By Garrett Collins
Starring: Liam Neeson, Maggie Grace, Famke Janssen, Leland Orser and DB Sweeney
If there are two things that are popular in modern cinema, they would be remakes and Liam Neeson. Say what you will about the former, but Dredd has been pretty warmly received, and with Robocop coming right down the pike, I don’t see them going away anytime soon. And, while I wasn’t an overly enthusiastic fan of the first Taken, the one thing that made the tired formula of a father who goes to rescue his daughter work was Neeson. An instantly likable guy, Neeson is sort of the anti-Seagal (whose films from the 80s came to mind while watching it). It was fun to see Neeson’s character of Bryan diabolically take his daughter’s abductors apart. And, it was only through him that people whose ages ranged from teenagers all the way to senior citizenship gravitated towards Taken and made it an unexpected smash hit in 2008. When it was announced there would be a sequel, I was more than a little skeptical. Add on to the fact that co-writer/producer Luc Besson (who has said this will be Taken‘s only sequel) handed the directing reigns to Olivier Megaton, whose name sounds more like a Decepticon’s than that of a director, and my skepticism was multiplied. He had made an uneven mess of a film last year called Columbiana, and when the first few scenes shown here ended up being funerals of the villains from the first film, the unevenness was immediately beginning to show. This unevenness, unfortunately, didn’t end until Taken 2’s final credits.
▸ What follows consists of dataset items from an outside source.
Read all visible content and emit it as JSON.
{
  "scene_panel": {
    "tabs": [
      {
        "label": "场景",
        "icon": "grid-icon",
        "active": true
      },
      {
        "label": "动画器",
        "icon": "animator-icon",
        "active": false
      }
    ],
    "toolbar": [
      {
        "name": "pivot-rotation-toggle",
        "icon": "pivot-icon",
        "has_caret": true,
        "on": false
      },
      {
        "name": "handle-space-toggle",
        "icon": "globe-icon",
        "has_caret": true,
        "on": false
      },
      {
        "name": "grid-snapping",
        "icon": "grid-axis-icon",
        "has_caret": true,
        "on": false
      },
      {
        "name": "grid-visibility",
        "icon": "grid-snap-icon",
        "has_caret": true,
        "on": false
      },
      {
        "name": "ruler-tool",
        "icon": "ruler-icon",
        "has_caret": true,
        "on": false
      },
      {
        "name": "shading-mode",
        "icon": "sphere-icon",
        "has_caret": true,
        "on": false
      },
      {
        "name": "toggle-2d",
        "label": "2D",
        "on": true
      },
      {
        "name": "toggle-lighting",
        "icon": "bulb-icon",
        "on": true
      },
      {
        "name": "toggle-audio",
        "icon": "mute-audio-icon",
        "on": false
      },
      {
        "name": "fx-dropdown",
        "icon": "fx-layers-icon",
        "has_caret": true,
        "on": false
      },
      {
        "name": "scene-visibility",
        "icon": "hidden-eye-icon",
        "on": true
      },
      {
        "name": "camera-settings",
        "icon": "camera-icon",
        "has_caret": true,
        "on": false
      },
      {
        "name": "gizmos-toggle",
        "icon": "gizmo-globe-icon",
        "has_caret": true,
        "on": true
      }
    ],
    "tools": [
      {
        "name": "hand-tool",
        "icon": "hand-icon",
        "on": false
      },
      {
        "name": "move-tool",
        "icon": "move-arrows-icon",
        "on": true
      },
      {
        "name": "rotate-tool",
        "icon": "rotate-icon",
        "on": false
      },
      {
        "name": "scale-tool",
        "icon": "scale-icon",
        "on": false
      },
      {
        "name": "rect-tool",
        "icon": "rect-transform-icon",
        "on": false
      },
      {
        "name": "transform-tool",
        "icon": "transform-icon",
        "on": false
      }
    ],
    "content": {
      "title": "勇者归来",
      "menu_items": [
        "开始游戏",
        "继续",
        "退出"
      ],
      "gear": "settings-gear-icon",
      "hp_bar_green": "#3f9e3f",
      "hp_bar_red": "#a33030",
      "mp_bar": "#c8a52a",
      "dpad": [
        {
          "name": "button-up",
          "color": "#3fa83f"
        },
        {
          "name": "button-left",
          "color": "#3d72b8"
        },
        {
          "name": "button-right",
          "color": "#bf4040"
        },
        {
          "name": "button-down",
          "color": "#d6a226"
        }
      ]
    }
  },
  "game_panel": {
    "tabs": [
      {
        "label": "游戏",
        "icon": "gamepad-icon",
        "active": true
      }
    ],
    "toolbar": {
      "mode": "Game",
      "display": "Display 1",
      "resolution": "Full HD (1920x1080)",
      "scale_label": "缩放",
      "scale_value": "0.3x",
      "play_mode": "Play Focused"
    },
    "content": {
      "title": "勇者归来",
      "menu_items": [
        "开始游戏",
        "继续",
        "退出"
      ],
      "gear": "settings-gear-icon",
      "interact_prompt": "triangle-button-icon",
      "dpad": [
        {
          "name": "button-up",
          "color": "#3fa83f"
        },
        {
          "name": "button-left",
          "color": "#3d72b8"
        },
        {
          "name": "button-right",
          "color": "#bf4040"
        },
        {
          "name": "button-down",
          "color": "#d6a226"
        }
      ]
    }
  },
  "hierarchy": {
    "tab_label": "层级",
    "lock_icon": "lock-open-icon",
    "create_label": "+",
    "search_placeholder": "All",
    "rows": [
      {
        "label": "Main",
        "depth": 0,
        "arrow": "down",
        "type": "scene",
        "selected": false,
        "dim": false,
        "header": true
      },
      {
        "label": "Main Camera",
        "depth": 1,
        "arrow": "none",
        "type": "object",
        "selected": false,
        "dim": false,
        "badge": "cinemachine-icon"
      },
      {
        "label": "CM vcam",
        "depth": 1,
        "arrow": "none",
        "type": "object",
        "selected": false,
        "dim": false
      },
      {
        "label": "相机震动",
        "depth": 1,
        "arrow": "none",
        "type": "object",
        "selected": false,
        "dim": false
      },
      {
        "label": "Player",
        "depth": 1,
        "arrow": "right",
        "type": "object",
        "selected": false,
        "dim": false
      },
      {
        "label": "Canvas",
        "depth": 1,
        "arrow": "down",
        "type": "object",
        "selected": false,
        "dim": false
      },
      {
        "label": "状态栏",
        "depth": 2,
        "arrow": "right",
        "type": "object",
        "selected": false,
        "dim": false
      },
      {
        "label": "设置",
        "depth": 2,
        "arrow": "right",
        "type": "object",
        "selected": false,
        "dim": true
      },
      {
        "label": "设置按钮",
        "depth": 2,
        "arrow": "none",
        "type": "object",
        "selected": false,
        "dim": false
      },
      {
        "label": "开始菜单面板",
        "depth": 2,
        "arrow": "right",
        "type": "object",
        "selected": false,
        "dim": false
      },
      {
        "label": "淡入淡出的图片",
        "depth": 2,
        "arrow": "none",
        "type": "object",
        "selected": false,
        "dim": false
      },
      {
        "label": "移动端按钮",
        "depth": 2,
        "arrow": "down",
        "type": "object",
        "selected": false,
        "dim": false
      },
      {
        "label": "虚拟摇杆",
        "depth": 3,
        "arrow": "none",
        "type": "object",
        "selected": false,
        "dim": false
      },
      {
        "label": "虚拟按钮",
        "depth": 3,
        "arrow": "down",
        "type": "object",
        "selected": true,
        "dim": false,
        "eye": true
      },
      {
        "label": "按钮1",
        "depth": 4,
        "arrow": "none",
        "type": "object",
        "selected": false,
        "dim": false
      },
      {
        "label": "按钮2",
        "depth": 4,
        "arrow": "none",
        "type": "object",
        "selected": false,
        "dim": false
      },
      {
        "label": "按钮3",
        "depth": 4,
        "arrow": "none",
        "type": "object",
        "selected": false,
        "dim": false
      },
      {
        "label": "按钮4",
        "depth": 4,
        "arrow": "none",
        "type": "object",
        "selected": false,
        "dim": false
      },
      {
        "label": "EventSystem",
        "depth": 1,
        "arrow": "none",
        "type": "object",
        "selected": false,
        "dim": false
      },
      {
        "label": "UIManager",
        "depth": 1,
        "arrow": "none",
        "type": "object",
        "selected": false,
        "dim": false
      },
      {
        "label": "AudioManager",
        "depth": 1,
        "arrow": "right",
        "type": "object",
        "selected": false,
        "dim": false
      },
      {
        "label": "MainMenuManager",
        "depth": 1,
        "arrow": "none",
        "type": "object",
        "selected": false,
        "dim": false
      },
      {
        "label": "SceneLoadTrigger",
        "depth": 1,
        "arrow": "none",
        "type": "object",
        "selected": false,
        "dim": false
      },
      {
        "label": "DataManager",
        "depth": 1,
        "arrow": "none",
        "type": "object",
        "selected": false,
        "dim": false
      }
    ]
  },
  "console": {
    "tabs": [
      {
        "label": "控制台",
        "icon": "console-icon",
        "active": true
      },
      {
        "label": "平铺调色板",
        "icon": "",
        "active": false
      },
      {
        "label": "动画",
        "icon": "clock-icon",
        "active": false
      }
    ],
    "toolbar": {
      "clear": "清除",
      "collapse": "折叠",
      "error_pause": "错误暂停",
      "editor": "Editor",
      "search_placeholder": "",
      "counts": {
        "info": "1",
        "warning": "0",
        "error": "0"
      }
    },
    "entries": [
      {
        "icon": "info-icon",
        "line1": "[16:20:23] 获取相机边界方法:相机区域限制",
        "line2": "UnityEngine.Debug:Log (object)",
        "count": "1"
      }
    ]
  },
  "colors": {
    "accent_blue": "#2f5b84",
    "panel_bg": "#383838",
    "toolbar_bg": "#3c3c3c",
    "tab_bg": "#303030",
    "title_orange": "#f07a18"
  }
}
When I say that remakes come to mind when watching this movie, I mean that Taken 2, by all intents and purposes, is a remake of the first one, with the only difference being more exotic scenery and locals. Whereas the first one had Bryan’s daughter being brought into a prostitution ring, this one, like most sequels do, ups the stakes by putting his entire family in danger. This time, the extended family of those that were taken out by Neeson are bringing the pain, and it was unnerving to see the head of this family (played by Rade Serbezidja), who looks like he would slit the neck of his mother in the blink of an eye, set forth the plan of kidnapping Bryan’s family and then just sit in his chair waiting for the confirmation call that it had been done.
Along with a new villain, Taken 2 boasts the return of not only Neeson, but his supporting family members. Grace brings her all to her role, as she has a bit more to work with this time besides yelling for her daddy to rescue her. Her character has a boyfriend this time. A boyfriend that Neeson is (rightly?) skeptical of, and whose appearance in the early going supplies the film with the few light-hearted moments before the carnage begins. She even, at one point, gets her hands on some hand grenades! Jansenn unfortunately spends the majority of the film either knocked out or groggily waking up, so that can either be construed as the most relaxing acting gig of all time or shoddy writing.
My bet is that a lot of the blame can be made on the latter. Because, say what you will about the first one, its script is perhaps the most tightly written of Besson’s career. In that film, it was fun watching Neeson strategize while fighting for the survival of his daughter. Here, he does some pretty weakly written things such as determining where a terrorist is by the sound of its dog’s bark and, even though he is hooded, counting and tracking which direction they are going to get to the villains’ headquarters.
To say that Taken 2 was a disappointment would be an understatement. Thinly written and dumbly executed, the film doesn’t leave you with anything worth remembering by the time you leave the theater. Sure, there is some pretty nicely staged action, and Neeson once again brings the tough guy goods. But, there just isn’t anything worth investing in this time. The funny part about this review is that even though Besson is saying this is the last one, you know that if it opens like gangbusters, there will be another sequel. And, as much as I am urging you to stay away from this one, it is a testament to Neeson’s ability that I will be among the first in line when that sequel is released. In the meantime, I recommend you avoid Taken 2 like Megaton avoids logic.